No agreement could be reached, Nakheel's lawyers said, and no repayment of the advance payments had been made by Souq Residences.
But Souq Residences says in its claim that the purchase agreement was never cancelled, and that Nakheel owes it the entire Dh1.02bn price tag.
It claims Nakheel breached the terms of the sales agreement by failing to complete the purchase of the designated retail spaces and to pay the full amount due.
"The agreed purchase price was Dh1.02bn," Souq Residences claims. "As [Nakheel] has only paid the sum of Dh100m, [Souq Residences] claims the balance of Dh920.6m."
Souq Residences is also seeking an order forcing Nakheel to issue building completion certificates and no-objection certificates, permitting it to hand over completed Golden Mile buildings to purchasers.
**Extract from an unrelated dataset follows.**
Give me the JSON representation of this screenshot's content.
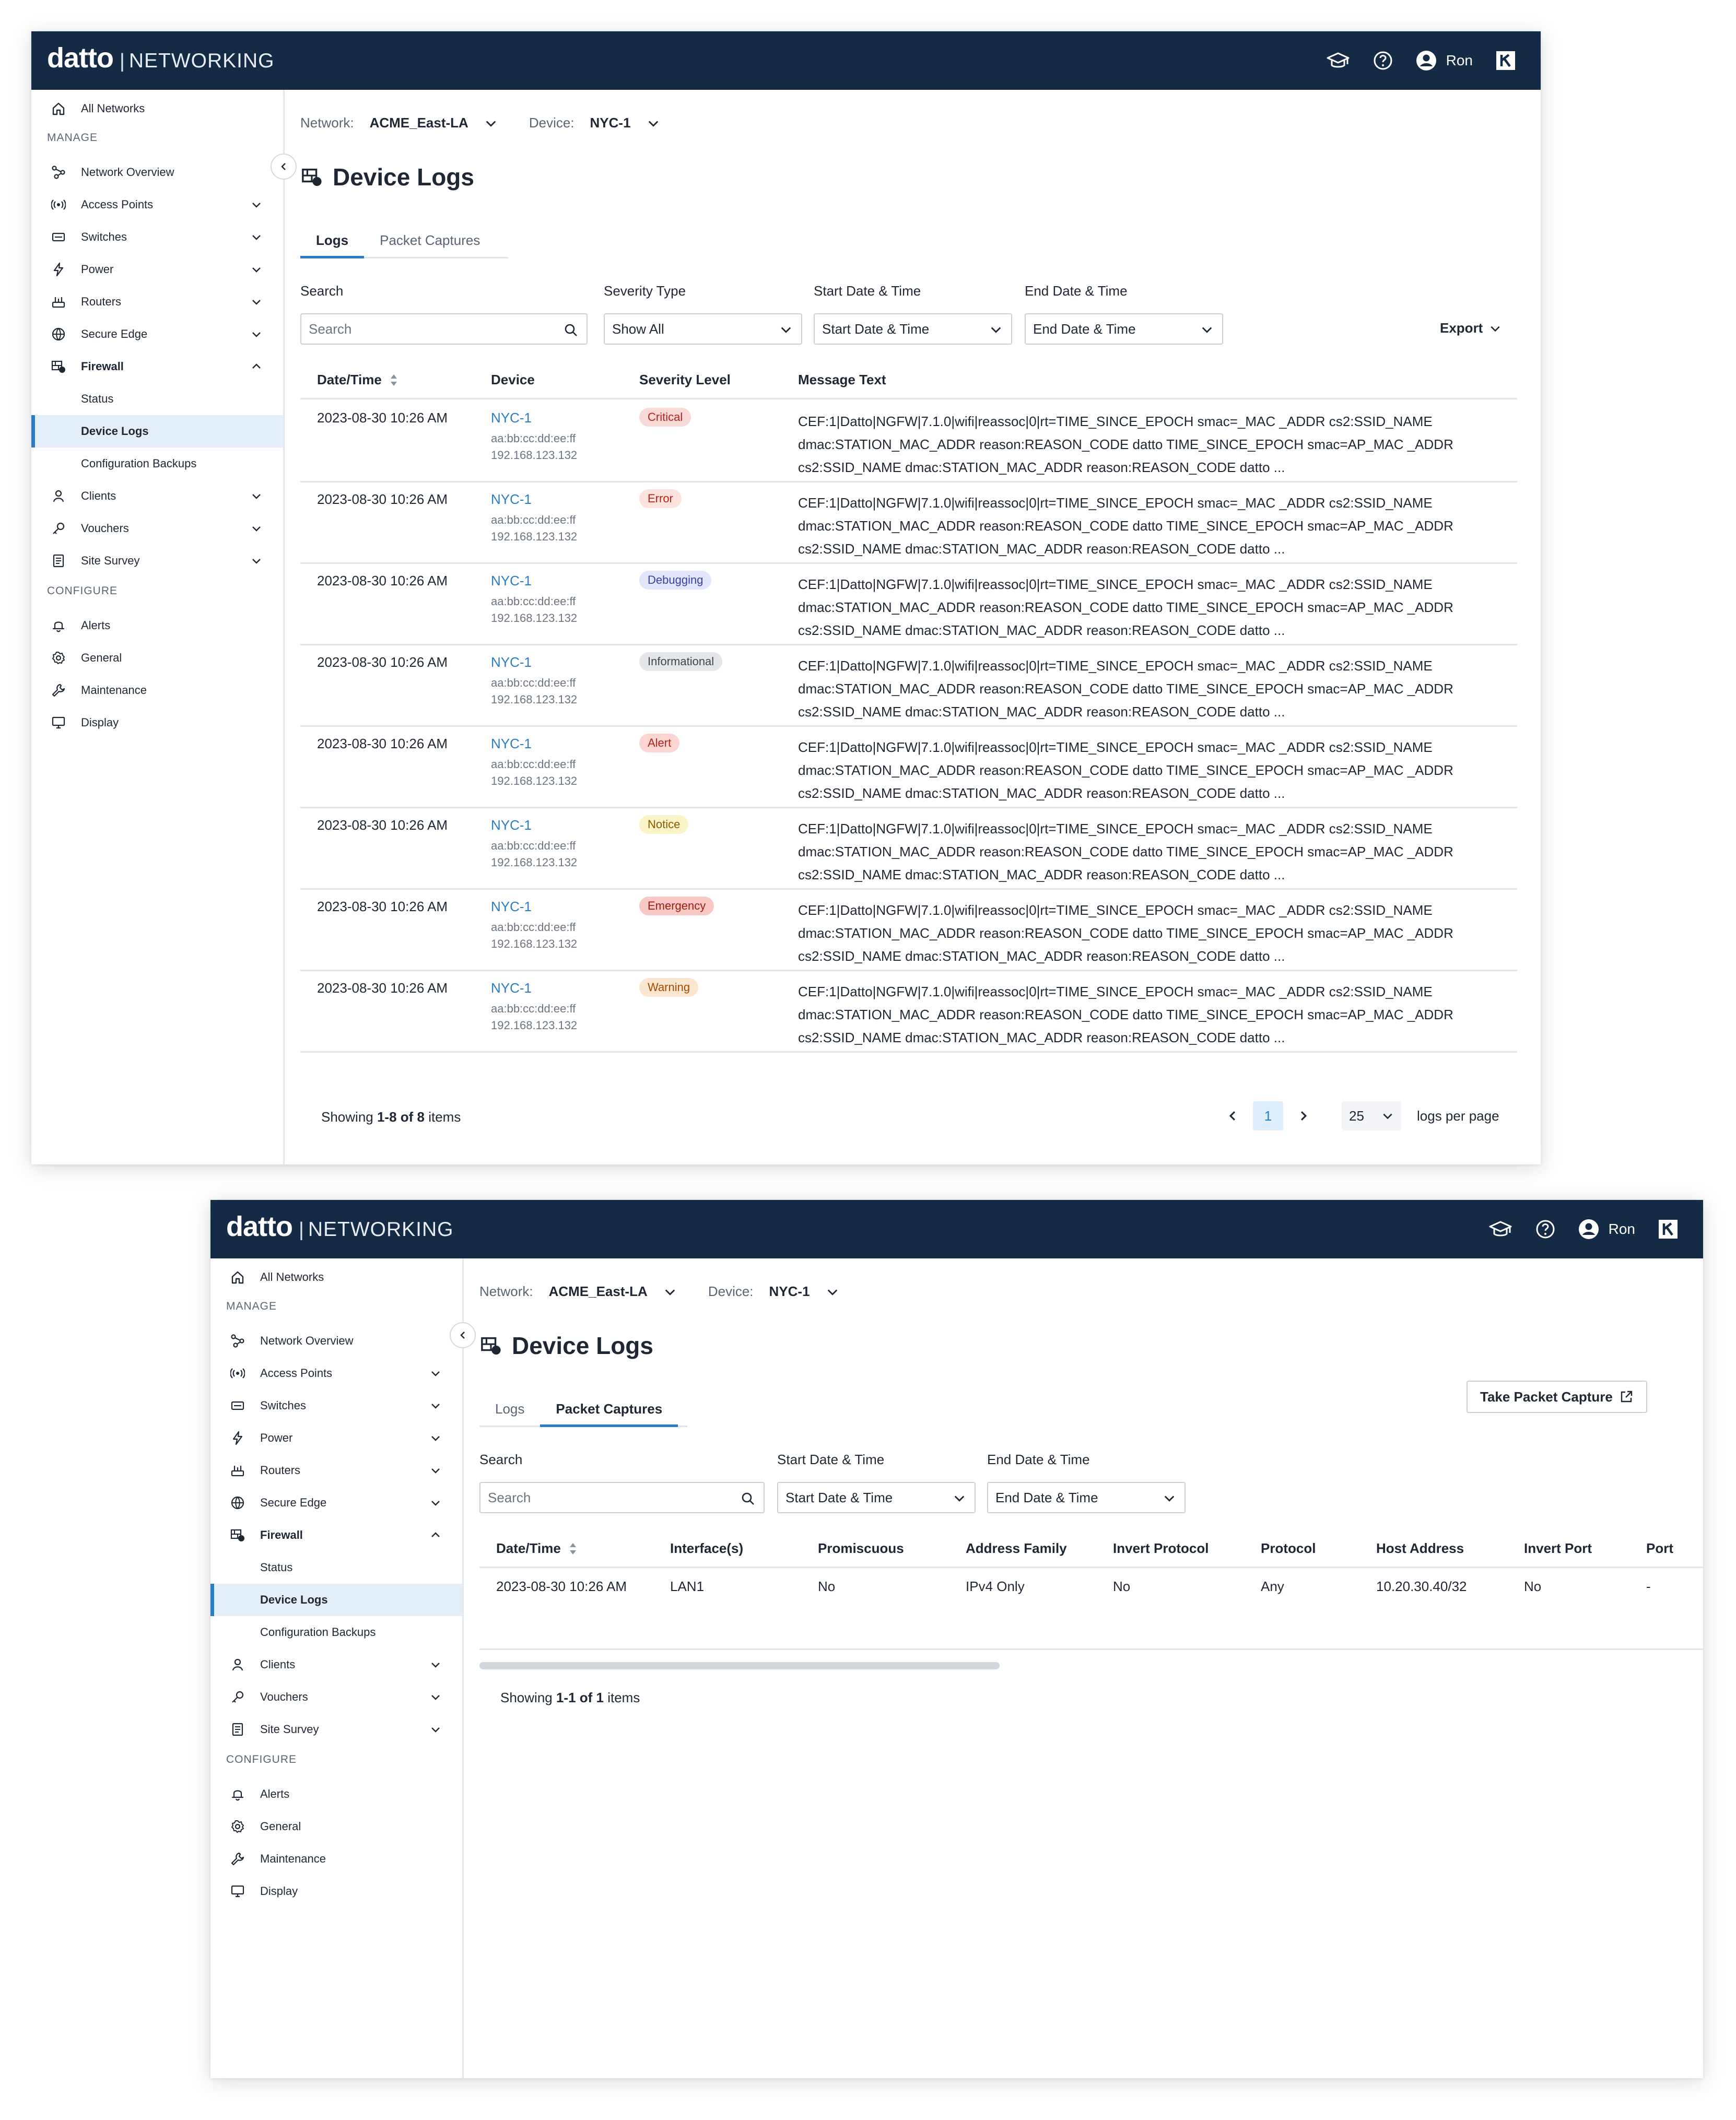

Nakheel, Souq Residences alleges in its suit, "has wrongly prevented" it from handing over apartments and selling or leasing retail and office space.
Dubai World in September reached an agreement with banks to reschedule payment of $24.9bn of debt, and Nakheel is in the middle of its own attempt to settle claims by contractors.
The developer stopped making payments to contractors after the financial crisis and a severe drop in Dubai property prices scuttled its business model.
Nakheel said recently that contractors and other trade creditors with 91 per cent of large claims against it had agreed its restructuring proposal.
Under the plan, contractors are to receive 40 per cent of what they are owed in cash and the remainder in the form of an Islamic bond that matures in five years. The company needs approval from 95 per cent of claimants to move forward.
As Nakheel inches closer to that figure, the Tribunal cases highlight the complex obligations and liabilities that lie outside of the company's dealings with contractors and banks.
In addition to working out cases filed in the Tribunal, Nakheel is trying to find common ground with individual investors in projects that have stalled. It is offering to consolidate investments in delayed or cancelled projects into ones slated to go ahead.
A trial date for the Tribunal cases has yet to be set. Nakheel and Souq Residences declined to comment, citing continuing legal proceedings.